NUSANTARANEWS.CO, Jakarta – Komisi Pemberantasan Korupsi (KPK) menyambut baik putusan Mahkamah Konstitusi (MK) soal gugatan uji materi atas Pasal 14 ayat 1 huruf i Undang-undang Nomor 12 Tahun 19995 tentang Pemasyarakatan terkait aturan pemberian remisi.
Permohonan uji materi tersebut diajukan oleh lima terpidana kasus korupsi, yakni Suryadharma Ali, OC Kaligis, Irman Gusman, Barnabas Suebu dan Waryana Karno.
Kabiro Humas KPK, Febri Diansyah meminta agar semua pihak menghormati putusan tersebut.
Ia juga menyatakan dengan ditolaknya permohonan uji materi tersebut, memberi harapan adanya aturan yang ketat terhadap pemberian remisi.
“Ketika MK menolak atau memutuskan terkait dengan Undang-undangnya, saya kira harapan kita semoga ini semakin memperjelas aturan tentang pengetatan remisi,” tutur Febri di Gedung KPK, Jakarta Selatan, Selasa (7/11).
Menurut Febri, terkait remisi sebenarnya sudah ada di pasal 34A ayat (1) Peraturan Pemerintah Nomor 99 Tahun 2012 tentang syarat pemberian remisi bagi narapidana korupsi, salah satunya adalah menjadi justice collaborator (JC) .
“Menurut kami PP 99 tersebut positif karena di sana ada pembatasan ketat remisi tindak pidana khusus termasuk korupsi. Seharusnya memang ketika hukuman dijatuhkan Majelis Hakim, maka sebaiknya semaksimal mungkin dijalani oleh terpidana kasus korupsi, kecuali memang yang bersangkutan menjadi JC (Justice Collaborator) atau syarat lain yang dipenuhi secara lebih ketat dalam PP remisi itu,” terang Febri.
Untuk diketahui, MK menolak permohonan uji materi tersebut karena mereka berpandangan bahwa hak memperoleh remisi adalah hak yang terbatas berdasarkan pasal 14 ayat 2 UU Pemasyarakatan.
Berdasarkan UU itu pula, pemerintah memiliki wewenang untuk mengatur pemberian remisi.
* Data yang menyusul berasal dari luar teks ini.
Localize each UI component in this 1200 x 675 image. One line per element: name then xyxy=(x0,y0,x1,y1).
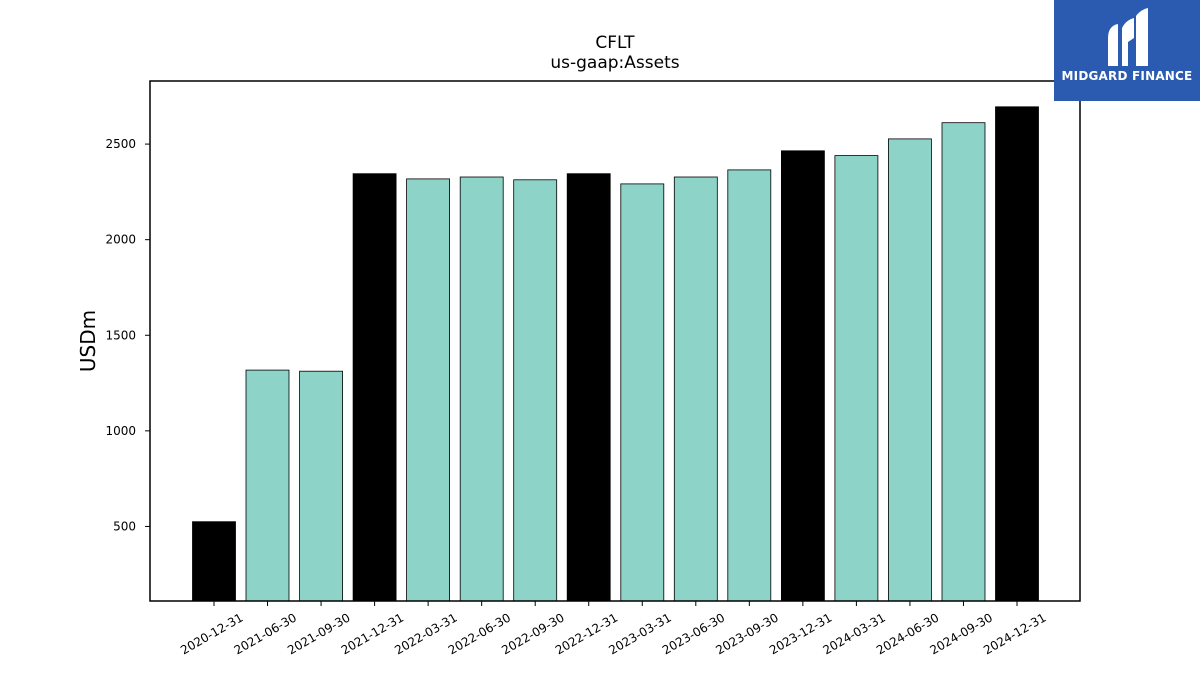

Sementara, Peraturan Pemerintah Nomor 99 Tahun 2012 tentang Syarat dan Tata Cara Pelaksanaan Hak Warga Pemasyarakatan merupakan upaya pemerintah untuk memperketat pemberian remisi.
Oleh sebab itu, Majelis Hakim berpendapat bahwa tidak ada unsur diskriminasi dalam 14 ayat 1 huruf i Undang-Undang Nomor 12 Tahun 1995 tentang Pemasyarakatan.
Sebelumnya, menurut para pemohon ketentuan pemberian remisi harus berlaku umum. Artinya, remisi diberikan kepada seluruh narapidana kasus apa pun, termasuk kasus korupsi.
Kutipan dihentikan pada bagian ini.